Mitunter fragt man sich, ob Joe Bonamassa an der Veröffentlichungsflut, die er seit einigen Jahren zu verantworten hat, nicht irgendwann doch Schaden nimmt. Der 37-Jährige gönnt sich selbst und seinen Fans keine Pause. Aber braucht man die überhaupt angesichts der stilistischen Bandbreite und der immensen Qualität, die Bonamassa seinen Platten zugrunde legt? Zumal er auch weiterhin nichts von Redundanz zu halten scheint.
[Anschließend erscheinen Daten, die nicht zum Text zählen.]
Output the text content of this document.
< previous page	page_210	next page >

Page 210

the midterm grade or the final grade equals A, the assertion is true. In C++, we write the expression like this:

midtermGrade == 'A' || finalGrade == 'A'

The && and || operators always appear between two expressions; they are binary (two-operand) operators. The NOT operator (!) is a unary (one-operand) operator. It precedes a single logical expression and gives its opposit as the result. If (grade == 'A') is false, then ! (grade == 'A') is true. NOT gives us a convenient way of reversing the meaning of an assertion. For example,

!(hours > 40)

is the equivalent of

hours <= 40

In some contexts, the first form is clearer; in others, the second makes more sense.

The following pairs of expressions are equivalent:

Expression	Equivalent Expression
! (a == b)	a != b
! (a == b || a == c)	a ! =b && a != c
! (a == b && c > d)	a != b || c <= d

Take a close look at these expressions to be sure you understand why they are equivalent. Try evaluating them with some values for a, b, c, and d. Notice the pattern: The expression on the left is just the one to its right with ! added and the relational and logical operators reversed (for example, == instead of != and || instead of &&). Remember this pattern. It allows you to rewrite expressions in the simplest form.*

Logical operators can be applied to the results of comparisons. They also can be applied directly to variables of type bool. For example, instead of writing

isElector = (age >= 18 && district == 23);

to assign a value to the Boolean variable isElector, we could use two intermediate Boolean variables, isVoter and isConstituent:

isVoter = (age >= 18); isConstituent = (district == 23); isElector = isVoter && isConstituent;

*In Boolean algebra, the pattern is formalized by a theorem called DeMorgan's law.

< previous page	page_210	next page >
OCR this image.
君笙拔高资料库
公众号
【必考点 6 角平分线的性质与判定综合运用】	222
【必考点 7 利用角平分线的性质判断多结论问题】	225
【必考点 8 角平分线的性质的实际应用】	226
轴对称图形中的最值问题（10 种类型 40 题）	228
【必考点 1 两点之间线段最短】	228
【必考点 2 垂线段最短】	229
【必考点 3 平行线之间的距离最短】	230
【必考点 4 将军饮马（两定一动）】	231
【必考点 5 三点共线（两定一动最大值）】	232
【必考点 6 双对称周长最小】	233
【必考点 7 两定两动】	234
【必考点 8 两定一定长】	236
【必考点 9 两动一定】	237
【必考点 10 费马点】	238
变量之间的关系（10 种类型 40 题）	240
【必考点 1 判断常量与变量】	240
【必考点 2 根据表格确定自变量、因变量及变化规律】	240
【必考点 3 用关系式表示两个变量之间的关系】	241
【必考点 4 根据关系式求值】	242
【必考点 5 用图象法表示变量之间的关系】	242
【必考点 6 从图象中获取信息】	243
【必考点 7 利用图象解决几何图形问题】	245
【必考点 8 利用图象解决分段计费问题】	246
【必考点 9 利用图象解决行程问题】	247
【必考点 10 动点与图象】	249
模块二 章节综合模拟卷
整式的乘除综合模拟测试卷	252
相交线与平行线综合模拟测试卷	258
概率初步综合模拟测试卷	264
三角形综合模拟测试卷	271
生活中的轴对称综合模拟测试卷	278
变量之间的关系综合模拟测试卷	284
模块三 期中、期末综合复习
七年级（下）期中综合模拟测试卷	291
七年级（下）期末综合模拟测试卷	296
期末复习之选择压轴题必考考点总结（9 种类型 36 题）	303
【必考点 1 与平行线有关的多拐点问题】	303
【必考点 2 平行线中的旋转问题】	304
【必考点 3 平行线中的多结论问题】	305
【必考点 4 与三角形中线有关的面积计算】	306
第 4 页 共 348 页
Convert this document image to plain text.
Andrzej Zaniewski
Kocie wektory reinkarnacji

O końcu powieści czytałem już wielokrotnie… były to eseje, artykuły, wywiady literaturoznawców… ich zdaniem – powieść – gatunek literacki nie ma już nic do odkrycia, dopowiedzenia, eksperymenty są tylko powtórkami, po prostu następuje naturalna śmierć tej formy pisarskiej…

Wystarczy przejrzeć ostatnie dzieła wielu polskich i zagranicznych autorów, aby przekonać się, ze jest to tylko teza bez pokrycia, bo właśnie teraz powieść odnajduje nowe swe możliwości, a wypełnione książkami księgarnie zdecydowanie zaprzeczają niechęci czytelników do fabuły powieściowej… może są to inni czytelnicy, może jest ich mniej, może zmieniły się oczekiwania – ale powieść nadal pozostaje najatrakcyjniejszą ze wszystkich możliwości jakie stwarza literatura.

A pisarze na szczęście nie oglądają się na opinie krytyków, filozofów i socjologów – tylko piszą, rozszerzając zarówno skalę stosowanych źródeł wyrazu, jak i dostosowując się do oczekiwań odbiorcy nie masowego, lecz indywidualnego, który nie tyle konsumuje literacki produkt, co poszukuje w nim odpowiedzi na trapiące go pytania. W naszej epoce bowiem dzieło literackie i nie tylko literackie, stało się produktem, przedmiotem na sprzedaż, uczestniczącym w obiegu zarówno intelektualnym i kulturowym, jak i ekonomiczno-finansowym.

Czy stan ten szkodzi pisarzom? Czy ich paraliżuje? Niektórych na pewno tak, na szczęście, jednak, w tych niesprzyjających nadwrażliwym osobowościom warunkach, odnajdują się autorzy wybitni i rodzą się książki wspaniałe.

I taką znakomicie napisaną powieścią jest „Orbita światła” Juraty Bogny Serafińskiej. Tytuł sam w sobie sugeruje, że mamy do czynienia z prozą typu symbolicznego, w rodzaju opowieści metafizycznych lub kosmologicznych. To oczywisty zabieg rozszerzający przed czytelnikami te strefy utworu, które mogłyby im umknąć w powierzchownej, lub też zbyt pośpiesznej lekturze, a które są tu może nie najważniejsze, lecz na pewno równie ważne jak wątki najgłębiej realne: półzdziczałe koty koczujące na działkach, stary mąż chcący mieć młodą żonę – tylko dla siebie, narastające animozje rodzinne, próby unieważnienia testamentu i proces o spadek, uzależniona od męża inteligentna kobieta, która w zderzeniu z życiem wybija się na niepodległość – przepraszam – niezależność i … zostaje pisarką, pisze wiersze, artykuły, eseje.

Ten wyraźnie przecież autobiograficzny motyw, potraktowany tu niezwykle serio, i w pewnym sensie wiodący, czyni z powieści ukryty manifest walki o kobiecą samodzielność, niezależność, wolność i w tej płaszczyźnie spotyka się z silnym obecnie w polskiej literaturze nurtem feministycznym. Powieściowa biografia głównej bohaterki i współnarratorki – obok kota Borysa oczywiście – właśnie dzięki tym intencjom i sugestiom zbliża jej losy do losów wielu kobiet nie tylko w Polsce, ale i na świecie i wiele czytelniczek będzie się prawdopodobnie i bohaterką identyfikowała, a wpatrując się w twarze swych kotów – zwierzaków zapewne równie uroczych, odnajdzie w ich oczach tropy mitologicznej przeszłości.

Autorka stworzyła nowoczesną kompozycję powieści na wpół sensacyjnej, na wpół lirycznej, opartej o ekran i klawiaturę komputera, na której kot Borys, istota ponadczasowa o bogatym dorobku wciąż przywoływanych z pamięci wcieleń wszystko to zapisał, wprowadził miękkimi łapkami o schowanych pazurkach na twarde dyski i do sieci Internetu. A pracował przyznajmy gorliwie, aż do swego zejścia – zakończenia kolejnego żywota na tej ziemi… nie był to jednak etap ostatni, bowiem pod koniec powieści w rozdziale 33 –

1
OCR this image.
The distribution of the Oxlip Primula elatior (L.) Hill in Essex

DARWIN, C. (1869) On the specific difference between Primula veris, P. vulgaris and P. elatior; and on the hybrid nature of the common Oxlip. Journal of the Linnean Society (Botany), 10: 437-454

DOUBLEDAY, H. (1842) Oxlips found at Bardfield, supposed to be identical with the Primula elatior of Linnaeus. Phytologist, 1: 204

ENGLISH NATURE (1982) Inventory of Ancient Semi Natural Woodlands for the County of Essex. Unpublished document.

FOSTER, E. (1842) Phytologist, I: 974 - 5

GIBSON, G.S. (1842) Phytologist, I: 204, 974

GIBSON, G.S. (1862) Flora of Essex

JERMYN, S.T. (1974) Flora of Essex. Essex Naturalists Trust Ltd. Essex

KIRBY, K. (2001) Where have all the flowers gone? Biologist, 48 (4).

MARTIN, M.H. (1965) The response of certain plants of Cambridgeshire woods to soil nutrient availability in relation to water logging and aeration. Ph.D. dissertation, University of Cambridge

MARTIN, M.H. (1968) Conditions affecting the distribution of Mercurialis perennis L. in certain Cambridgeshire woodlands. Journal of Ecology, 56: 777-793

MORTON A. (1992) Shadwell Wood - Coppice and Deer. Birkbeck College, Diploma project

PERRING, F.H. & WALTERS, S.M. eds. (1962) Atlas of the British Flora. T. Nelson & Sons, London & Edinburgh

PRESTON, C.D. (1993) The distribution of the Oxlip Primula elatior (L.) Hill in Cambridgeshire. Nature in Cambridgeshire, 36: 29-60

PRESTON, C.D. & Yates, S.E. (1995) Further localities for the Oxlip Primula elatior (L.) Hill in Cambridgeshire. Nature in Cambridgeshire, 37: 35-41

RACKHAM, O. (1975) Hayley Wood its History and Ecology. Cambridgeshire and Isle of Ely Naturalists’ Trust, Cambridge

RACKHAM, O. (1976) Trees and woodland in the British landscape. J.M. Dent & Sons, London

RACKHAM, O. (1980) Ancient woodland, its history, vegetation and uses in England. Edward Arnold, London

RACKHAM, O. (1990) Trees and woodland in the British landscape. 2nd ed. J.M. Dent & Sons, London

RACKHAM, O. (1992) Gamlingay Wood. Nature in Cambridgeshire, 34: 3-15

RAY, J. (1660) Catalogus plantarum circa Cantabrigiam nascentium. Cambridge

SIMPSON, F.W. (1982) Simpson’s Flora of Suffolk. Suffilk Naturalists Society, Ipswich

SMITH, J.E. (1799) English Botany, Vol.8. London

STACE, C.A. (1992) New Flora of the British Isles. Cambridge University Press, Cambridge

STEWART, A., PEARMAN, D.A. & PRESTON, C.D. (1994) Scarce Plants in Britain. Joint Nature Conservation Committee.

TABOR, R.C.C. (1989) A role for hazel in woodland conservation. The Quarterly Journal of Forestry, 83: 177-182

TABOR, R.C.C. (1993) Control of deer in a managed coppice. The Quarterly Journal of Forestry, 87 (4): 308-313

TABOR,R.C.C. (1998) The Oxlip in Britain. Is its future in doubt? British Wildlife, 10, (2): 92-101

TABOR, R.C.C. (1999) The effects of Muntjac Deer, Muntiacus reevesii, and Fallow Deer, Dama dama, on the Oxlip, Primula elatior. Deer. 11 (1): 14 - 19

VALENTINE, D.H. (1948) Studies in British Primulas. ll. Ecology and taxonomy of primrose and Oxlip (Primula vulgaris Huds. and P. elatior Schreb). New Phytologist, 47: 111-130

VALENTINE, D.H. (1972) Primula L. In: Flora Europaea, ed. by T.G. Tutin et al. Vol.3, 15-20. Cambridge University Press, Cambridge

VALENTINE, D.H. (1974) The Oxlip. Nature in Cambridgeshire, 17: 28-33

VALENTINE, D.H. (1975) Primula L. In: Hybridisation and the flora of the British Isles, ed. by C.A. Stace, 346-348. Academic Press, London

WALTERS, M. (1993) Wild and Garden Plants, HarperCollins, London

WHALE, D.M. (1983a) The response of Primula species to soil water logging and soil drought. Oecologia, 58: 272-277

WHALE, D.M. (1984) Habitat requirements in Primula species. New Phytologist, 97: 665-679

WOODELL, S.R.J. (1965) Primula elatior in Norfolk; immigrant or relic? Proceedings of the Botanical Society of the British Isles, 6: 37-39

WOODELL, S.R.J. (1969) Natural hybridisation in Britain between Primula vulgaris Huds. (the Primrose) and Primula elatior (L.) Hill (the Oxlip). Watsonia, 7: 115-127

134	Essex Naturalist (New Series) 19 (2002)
Different Shades Of Blue ist nach vielen Jahren sein erstes Album, das ausnahmslos aus eigenen Kompositionen besteht. Sein geschmackvolles Spiel darauf ist eine einzige Offenbarung. Aber auch die Lieder funktionieren hervorragend — wenngleich nicht ohne Anklänge an die Blues- und Rock-Geschichte. ›Oh Beautiful‹ etwa hat in den Riffs und den Drums ganz ordentlich Led Zeppelin geladen und packt mit einem an Intensität zulegenden Solo-Teil, der jedem Jam-Rocker warm ums Herz werden lässt.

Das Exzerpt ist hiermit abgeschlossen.